Of course, brand building is important where people want to make money with their product. But some things should just be left alone. I thought we'd seen the last of this sort of rubbish with the Consignia crap that was almost forced upon the Post Office.

Start the flaming... ;)
 
They do make some good points.
Some self-contradictory ones, though. The "It's reproducable" point in particular sticks out like a sore thumb.

typography

Yeah, that too. One of the strong points of this scheme is supposedly that it will play well with electronic media, but everything about it—straight lines at odd angles, bright primary colors, thin weirdly-shaped lettering—begs to look crappy in pixel form.

Understood that this imagery is supposed to be aimed at the Happy Meal set, but those are the ones who will be first to spot and reject the manufactured "cool" aura around the whole thing.
 
@FleurDuMal

if your point is that this particular identity is bad, well, that can be argued both ways and is ultimately going to be a personal aesthetic preference (and i am not necessarily disagreeing with you, either.)

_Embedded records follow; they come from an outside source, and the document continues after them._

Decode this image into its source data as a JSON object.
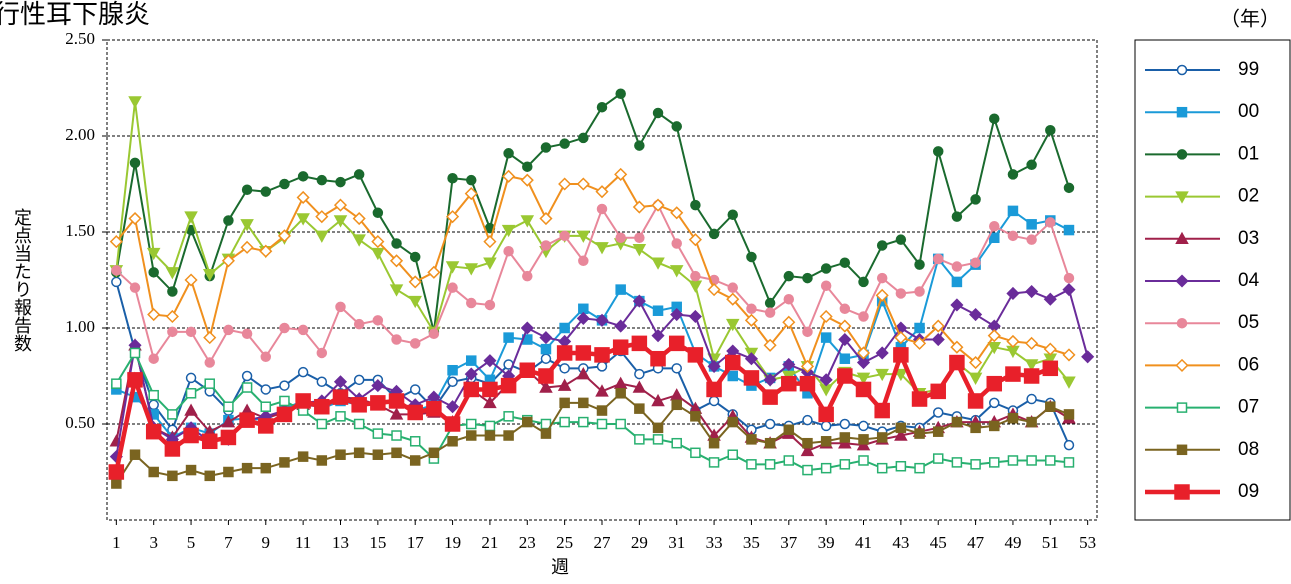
{
  "chart_data": {
    "type": "line",
    "title": "行性耳下腺炎",
    "y_label": "定点当たり報告数",
    "x_label": "週",
    "legend_title": "（年）",
    "legend": "right",
    "grid": true,
    "x": [
      1,
      2,
      3,
      4,
      5,
      6,
      7,
      8,
      9,
      10,
      11,
      12,
      13,
      14,
      15,
      16,
      17,
      18,
      19,
      20,
      21,
      22,
      23,
      24,
      25,
      26,
      27,
      28,
      29,
      30,
      31,
      32,
      33,
      34,
      35,
      36,
      37,
      38,
      39,
      40,
      41,
      42,
      43,
      44,
      45,
      46,
      47,
      48,
      49,
      50,
      51,
      52,
      53
    ],
    "xlim": [
      0.5,
      53.5
    ],
    "xticks": [
      1,
      3,
      5,
      7,
      9,
      11,
      13,
      15,
      17,
      19,
      21,
      23,
      25,
      27,
      29,
      31,
      33,
      35,
      37,
      39,
      41,
      43,
      45,
      47,
      49,
      51,
      53
    ],
    "ylim": [
      0,
      2.5
    ],
    "yticks": [
      {
        "value": 0.5,
        "label": "0.50"
      },
      {
        "value": 1,
        "label": "1.00"
      },
      {
        "value": 1.5,
        "label": "1.50"
      },
      {
        "value": 2,
        "label": "2.00"
      },
      {
        "value": 2.5,
        "label": "2.50"
      }
    ],
    "series": [
      {
        "name": "99",
        "color": "#1a5fa8",
        "marker": "circle-open",
        "values": [
          1.24,
          0.88,
          0.6,
          0.47,
          0.74,
          0.67,
          0.57,
          0.75,
          0.68,
          0.7,
          0.77,
          0.72,
          0.66,
          0.73,
          0.73,
          0.63,
          0.68,
          0.58,
          0.72,
          0.74,
          0.71,
          0.81,
          0.77,
          0.84,
          0.79,
          0.79,
          0.8,
          0.88,
          0.76,
          0.79,
          0.79,
          0.57,
          0.62,
          0.55,
          0.47,
          0.5,
          0.49,
          0.52,
          0.49,
          0.5,
          0.49,
          0.46,
          0.49,
          0.48,
          0.56,
          0.54,
          0.52,
          0.61,
          0.57,
          0.63,
          0.61,
          0.39,
          null
        ]
      },
      {
        "name": "00",
        "color": "#1a9ad8",
        "marker": "square",
        "values": [
          0.68,
          0.64,
          0.55,
          0.43,
          0.48,
          0.45,
          0.52,
          0.53,
          0.52,
          0.58,
          0.62,
          0.58,
          0.62,
          0.6,
          0.62,
          0.61,
          0.57,
          0.6,
          0.78,
          0.83,
          0.73,
          0.95,
          0.94,
          0.89,
          1.0,
          1.1,
          1.04,
          1.2,
          1.14,
          1.09,
          1.11,
          0.87,
          0.8,
          0.75,
          0.7,
          0.74,
          0.8,
          0.66,
          0.95,
          0.84,
          0.86,
          1.14,
          0.9,
          1.0,
          1.36,
          1.24,
          1.33,
          1.47,
          1.61,
          1.54,
          1.56,
          1.51,
          null
        ]
      },
      {
        "name": "01",
        "color": "#1a6a2e",
        "marker": "circle",
        "values": [
          1.29,
          1.86,
          1.29,
          1.19,
          1.51,
          1.27,
          1.56,
          1.72,
          1.71,
          1.75,
          1.79,
          1.77,
          1.76,
          1.8,
          1.6,
          1.44,
          1.37,
          0.98,
          1.78,
          1.77,
          1.52,
          1.91,
          1.84,
          1.94,
          1.96,
          1.99,
          2.15,
          2.22,
          1.95,
          2.12,
          2.05,
          1.64,
          1.49,
          1.59,
          1.37,
          1.13,
          1.27,
          1.26,
          1.31,
          1.34,
          1.24,
          1.43,
          1.46,
          1.33,
          1.92,
          1.58,
          1.67,
          2.09,
          1.8,
          1.85,
          2.03,
          1.73,
          null
        ]
      },
      {
        "name": "02",
        "color": "#9ac832",
        "marker": "triangle-down",
        "values": [
          1.3,
          2.18,
          1.39,
          1.29,
          1.58,
          1.28,
          1.36,
          1.54,
          1.4,
          1.47,
          1.57,
          1.48,
          1.56,
          1.46,
          1.39,
          1.2,
          1.14,
          0.98,
          1.32,
          1.31,
          1.34,
          1.51,
          1.56,
          1.4,
          1.48,
          1.48,
          1.42,
          1.44,
          1.41,
          1.34,
          1.3,
          1.22,
          0.84,
          1.02,
          0.87,
          0.73,
          0.75,
          0.8,
          0.68,
          0.77,
          0.74,
          0.76,
          0.76,
          0.66,
          0.68,
          0.82,
          0.74,
          0.9,
          0.88,
          0.81,
          0.84,
          0.72,
          null
        ]
      },
      {
        "name": "03",
        "color": "#a0204a",
        "marker": "triangle-up",
        "values": [
          0.41,
          0.91,
          0.48,
          0.43,
          0.57,
          0.46,
          0.51,
          0.57,
          0.53,
          0.56,
          0.6,
          0.59,
          0.64,
          0.63,
          0.6,
          0.55,
          0.55,
          0.56,
          0.51,
          0.68,
          0.61,
          0.71,
          0.78,
          0.69,
          0.7,
          0.76,
          0.67,
          0.71,
          0.69,
          0.62,
          0.65,
          0.58,
          0.44,
          0.54,
          0.43,
          0.4,
          0.45,
          0.36,
          0.4,
          0.4,
          0.39,
          0.42,
          0.44,
          0.46,
          0.48,
          0.51,
          0.51,
          0.51,
          0.55,
          0.51,
          0.59,
          0.53,
          null
        ]
      },
      {
        "name": "04",
        "color": "#6a2c9a",
        "marker": "diamond",
        "values": [
          0.33,
          0.91,
          0.48,
          0.42,
          0.48,
          0.41,
          0.42,
          0.52,
          0.54,
          0.57,
          0.61,
          0.62,
          0.72,
          0.63,
          0.7,
          0.67,
          0.6,
          0.64,
          0.59,
          0.76,
          0.83,
          0.75,
          1.0,
          0.95,
          0.93,
          1.05,
          1.04,
          1.01,
          1.14,
          0.96,
          1.07,
          1.06,
          0.8,
          0.88,
          0.84,
          0.73,
          0.81,
          0.77,
          0.73,
          0.94,
          0.82,
          0.87,
          1.0,
          0.94,
          0.94,
          1.12,
          1.07,
          1.01,
          1.18,
          1.19,
          1.15,
          1.2,
          0.85
        ]
      },
      {
        "name": "05",
        "color": "#e8879a",
        "marker": "circle",
        "values": [
          1.3,
          1.21,
          0.84,
          0.98,
          0.98,
          0.82,
          0.99,
          0.97,
          0.85,
          1.0,
          0.99,
          0.87,
          1.11,
          1.02,
          1.04,
          0.94,
          0.92,
          0.97,
          1.21,
          1.13,
          1.12,
          1.4,
          1.27,
          1.43,
          1.48,
          1.35,
          1.62,
          1.47,
          1.47,
          1.64,
          1.44,
          1.27,
          1.25,
          1.21,
          1.1,
          1.08,
          1.15,
          0.98,
          1.22,
          1.1,
          1.06,
          1.26,
          1.18,
          1.19,
          1.36,
          1.32,
          1.34,
          1.53,
          1.48,
          1.46,
          1.55,
          1.26,
          null
        ]
      },
      {
        "name": "06",
        "color": "#f0901e",
        "marker": "diamond-open",
        "values": [
          1.45,
          1.57,
          1.07,
          1.06,
          1.25,
          0.95,
          1.35,
          1.42,
          1.4,
          1.48,
          1.68,
          1.58,
          1.64,
          1.57,
          1.45,
          1.35,
          1.24,
          1.29,
          1.58,
          1.7,
          1.45,
          1.79,
          1.77,
          1.57,
          1.75,
          1.75,
          1.71,
          1.8,
          1.63,
          1.64,
          1.6,
          1.46,
          1.2,
          1.15,
          1.04,
          0.91,
          1.03,
          0.8,
          1.06,
          1.01,
          0.87,
          1.17,
          0.95,
          0.92,
          1.01,
          0.9,
          0.82,
          0.96,
          0.93,
          0.92,
          0.89,
          0.86,
          null
        ]
      },
      {
        "name": "07",
        "color": "#28b070",
        "marker": "square-open",
        "values": [
          0.71,
          0.87,
          0.65,
          0.55,
          0.66,
          0.71,
          0.59,
          0.69,
          0.59,
          0.62,
          0.57,
          0.5,
          0.54,
          0.5,
          0.45,
          0.44,
          0.41,
          0.32,
          0.49,
          0.5,
          0.49,
          0.54,
          0.52,
          0.5,
          0.51,
          0.51,
          0.5,
          0.5,
          0.42,
          0.42,
          0.4,
          0.35,
          0.3,
          0.34,
          0.29,
          0.29,
          0.31,
          0.26,
          0.27,
          0.29,
          0.31,
          0.27,
          0.28,
          0.27,
          0.32,
          0.3,
          0.29,
          0.3,
          0.31,
          0.31,
          0.31,
          0.3,
          null
        ]
      },
      {
        "name": "08",
        "color": "#7a6420",
        "marker": "square",
        "values": [
          0.19,
          0.34,
          0.25,
          0.23,
          0.26,
          0.23,
          0.25,
          0.27,
          0.27,
          0.3,
          0.33,
          0.31,
          0.34,
          0.35,
          0.34,
          0.35,
          0.31,
          0.35,
          0.41,
          0.44,
          0.44,
          0.44,
          0.51,
          0.45,
          0.61,
          0.61,
          0.57,
          0.66,
          0.58,
          0.48,
          0.6,
          0.54,
          0.4,
          0.51,
          0.42,
          0.4,
          0.47,
          0.4,
          0.41,
          0.43,
          0.42,
          0.43,
          0.48,
          0.45,
          0.46,
          0.51,
          0.48,
          0.49,
          0.53,
          0.51,
          0.59,
          0.55,
          null
        ]
      },
      {
        "name": "09",
        "color": "#e8202a",
        "marker": "square-big",
        "values": [
          0.25,
          0.73,
          0.46,
          0.37,
          0.44,
          0.41,
          0.43,
          0.52,
          0.49,
          0.55,
          0.62,
          0.59,
          0.64,
          0.6,
          0.61,
          0.62,
          0.56,
          0.58,
          0.5,
          0.68,
          0.68,
          0.7,
          0.78,
          0.75,
          0.87,
          0.87,
          0.86,
          0.9,
          0.92,
          0.84,
          0.92,
          0.86,
          0.68,
          0.82,
          0.74,
          0.64,
          0.71,
          0.71,
          0.55,
          0.75,
          0.68,
          0.57,
          0.86,
          0.63,
          0.67,
          0.82,
          0.62,
          0.71,
          0.76,
          0.75,
          0.79,
          null,
          null
        ]
      }
    ]
  }
}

if your argument is that branding and identity in general is bad, then you are clueless, and you should stick to whatever your chosen field is, which i pray is not design. you are right, not everything has to be "reduced down to a brand essence," but in the case of the olympics, which take place across many venues, across a lot of distance, which have a global population attending hundreds of different events, with hundreds of thousands of people attending, working and competing, it most certainly does make sense and it most definitely not bad, it is needed.